Movie Review: The Edge of Seventeen

“If I ever start referring to these as the best years of my life,” a character deadpans in “Dazed and Confused,” “remind me to kill myself.” It’s a sentiment that the heroine of “The Edge of Seventeen,” might share, trapped as she is in an excruciatingly awkward adolescence. We meet Nadine (Hailee Steinfeld) in a flashback as a petulant seven-year-old refusing to get out of the car and go into school, and as the years progress, things only get worse, although she does make a best friend (Haley Lu Richardson), with whom she’s inseparable – at least up until the film begins. Then suddenly, things fall apart. Or more accurately, they explode.
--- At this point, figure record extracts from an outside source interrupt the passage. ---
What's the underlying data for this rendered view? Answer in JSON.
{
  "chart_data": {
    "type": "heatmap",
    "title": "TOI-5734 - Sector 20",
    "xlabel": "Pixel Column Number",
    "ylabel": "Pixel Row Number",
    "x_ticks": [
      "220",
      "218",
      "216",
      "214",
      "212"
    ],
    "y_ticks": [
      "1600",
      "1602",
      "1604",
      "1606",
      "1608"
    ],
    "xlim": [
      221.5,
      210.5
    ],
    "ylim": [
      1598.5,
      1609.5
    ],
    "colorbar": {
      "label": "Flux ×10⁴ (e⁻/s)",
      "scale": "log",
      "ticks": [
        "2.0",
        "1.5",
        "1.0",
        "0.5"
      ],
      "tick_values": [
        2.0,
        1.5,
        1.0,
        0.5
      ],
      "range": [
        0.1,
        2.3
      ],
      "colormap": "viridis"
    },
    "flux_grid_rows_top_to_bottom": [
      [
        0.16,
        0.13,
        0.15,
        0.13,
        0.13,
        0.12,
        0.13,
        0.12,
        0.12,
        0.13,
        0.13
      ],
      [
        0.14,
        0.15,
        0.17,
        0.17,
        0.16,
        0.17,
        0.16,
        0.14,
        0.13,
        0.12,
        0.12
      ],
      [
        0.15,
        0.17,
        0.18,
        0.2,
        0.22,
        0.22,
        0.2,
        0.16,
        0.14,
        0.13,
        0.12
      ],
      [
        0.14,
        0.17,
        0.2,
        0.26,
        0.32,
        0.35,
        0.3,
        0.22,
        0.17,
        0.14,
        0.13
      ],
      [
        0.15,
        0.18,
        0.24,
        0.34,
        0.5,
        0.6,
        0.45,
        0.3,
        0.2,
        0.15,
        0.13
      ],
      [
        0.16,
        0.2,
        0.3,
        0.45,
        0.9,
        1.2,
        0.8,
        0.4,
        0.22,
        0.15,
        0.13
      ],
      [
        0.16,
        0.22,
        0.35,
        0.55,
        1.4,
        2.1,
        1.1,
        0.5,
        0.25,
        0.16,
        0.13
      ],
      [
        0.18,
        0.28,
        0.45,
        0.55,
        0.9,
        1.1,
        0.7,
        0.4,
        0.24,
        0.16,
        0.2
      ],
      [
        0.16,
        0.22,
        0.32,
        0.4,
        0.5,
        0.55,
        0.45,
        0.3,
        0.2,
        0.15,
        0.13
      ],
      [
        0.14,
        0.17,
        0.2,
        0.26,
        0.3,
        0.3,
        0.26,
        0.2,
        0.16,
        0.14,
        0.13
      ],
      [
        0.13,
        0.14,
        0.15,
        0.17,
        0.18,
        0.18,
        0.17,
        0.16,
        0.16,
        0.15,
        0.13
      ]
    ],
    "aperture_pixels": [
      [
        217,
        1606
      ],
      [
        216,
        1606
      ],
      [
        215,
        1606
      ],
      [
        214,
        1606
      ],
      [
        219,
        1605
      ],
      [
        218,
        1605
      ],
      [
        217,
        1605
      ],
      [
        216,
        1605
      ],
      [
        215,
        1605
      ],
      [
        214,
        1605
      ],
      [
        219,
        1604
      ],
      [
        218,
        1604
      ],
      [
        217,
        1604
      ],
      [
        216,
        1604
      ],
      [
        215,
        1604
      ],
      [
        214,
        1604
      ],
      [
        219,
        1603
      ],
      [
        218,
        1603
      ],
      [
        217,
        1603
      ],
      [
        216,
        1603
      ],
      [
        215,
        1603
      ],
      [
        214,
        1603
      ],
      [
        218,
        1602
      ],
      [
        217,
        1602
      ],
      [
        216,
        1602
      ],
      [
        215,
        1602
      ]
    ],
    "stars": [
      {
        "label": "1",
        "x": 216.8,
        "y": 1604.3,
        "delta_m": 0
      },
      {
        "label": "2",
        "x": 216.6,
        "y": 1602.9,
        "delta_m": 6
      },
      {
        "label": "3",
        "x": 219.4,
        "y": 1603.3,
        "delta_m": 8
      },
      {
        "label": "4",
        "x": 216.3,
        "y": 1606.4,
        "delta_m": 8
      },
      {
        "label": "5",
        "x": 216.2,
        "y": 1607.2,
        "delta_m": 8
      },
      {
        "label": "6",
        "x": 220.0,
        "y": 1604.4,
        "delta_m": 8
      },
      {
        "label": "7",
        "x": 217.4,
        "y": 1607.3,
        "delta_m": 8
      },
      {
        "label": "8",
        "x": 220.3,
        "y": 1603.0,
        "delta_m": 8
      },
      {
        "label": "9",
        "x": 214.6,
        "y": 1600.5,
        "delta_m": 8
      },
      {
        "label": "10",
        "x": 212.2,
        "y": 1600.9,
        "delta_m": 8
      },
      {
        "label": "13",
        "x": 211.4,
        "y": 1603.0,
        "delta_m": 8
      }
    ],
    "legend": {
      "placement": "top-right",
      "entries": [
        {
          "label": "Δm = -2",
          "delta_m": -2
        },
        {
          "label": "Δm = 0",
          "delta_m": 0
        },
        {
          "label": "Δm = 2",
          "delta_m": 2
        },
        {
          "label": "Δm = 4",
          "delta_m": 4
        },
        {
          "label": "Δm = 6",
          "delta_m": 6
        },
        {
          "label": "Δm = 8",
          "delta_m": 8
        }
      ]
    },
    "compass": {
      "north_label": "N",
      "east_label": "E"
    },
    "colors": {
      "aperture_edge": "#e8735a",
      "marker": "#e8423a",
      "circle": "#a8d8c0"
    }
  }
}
So what is the cataclysmic event that rocks Hailee’s world? Well, actually there’s two. First, her father dies in an accident leaving the family: Hailee, her golden boy older brother (Blake Jenner) and her flaky mother (Kyra Sedgwick) coping shakily a couple years later. Second, after Hailee’s mom meets a guy online and departs for an impromptu weekend with him (are there really single parents who do that?), Blake winds up hooking up with Hailee’s best friend.¬† Even worse, it isn’t just a one night stand; they actually start dating. This triggers all sorts of unresolved issues, for which Hailee has just her history teacher (Woody Harrelson) to complain to. Woody, playing a real-life Haymitch who is still convinced the world isn’t that great a place (even without the Hunger Games), is basically an adult version of Hailee’s character, but that also means that he’s able to relate to her (albeit in a caustic way) and help her work through some of her problems. But even those occasionally leave him scratching his head, such as when Hailee posts an unfortunate message on Facebook, and he can only suggest she be careful of run-on sentences in the future. Luckily, as tends to happen in these movies with odd frequency, there is a backup guy (Hayden Szeto) waiting in the wings to console Hailee – after she’s learned some hard life lessons.
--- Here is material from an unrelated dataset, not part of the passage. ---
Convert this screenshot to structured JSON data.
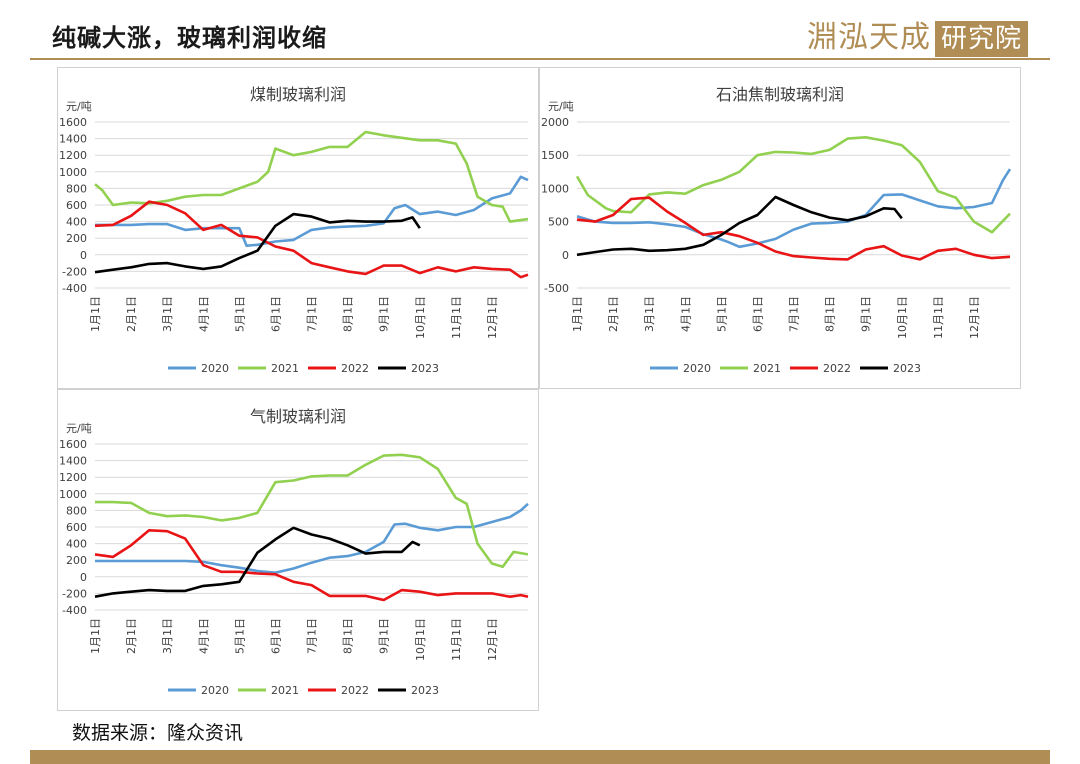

While watching “The Edge of Seventeen,” I started thinking about John Hughes’ movies for two reasons. One is that this film does a similarly perceptive job of capturing the pains and triumphs of those years. Two, I wondered why the filmmakers chose to use the title of a Stevie Nicks’ song yet not feature the song in the soundtrack? I’m not sure how they could have made it fit, but it made me remember how well Hughes incorporated the title songs that lent their names to films like “Pretty in Pink,” and “Some Kind of Wonderful.” But that’s nitpicking because “The Edge of Seventeen” is excellent with or without a retro tune of the same name. And although “The Edge of Seventeen,” does have a few minor problems (such as the unfortunate chemistry between Hailee and Blake), it is a film which deserves (like many of the Hughes’ teen ones) to be watched over and over. Even people twice the characters’ ages (for example, me) can always use a reminder that 1) it’s not always about you, and 2) everyone has problems. Some are just better at pretending otherwise.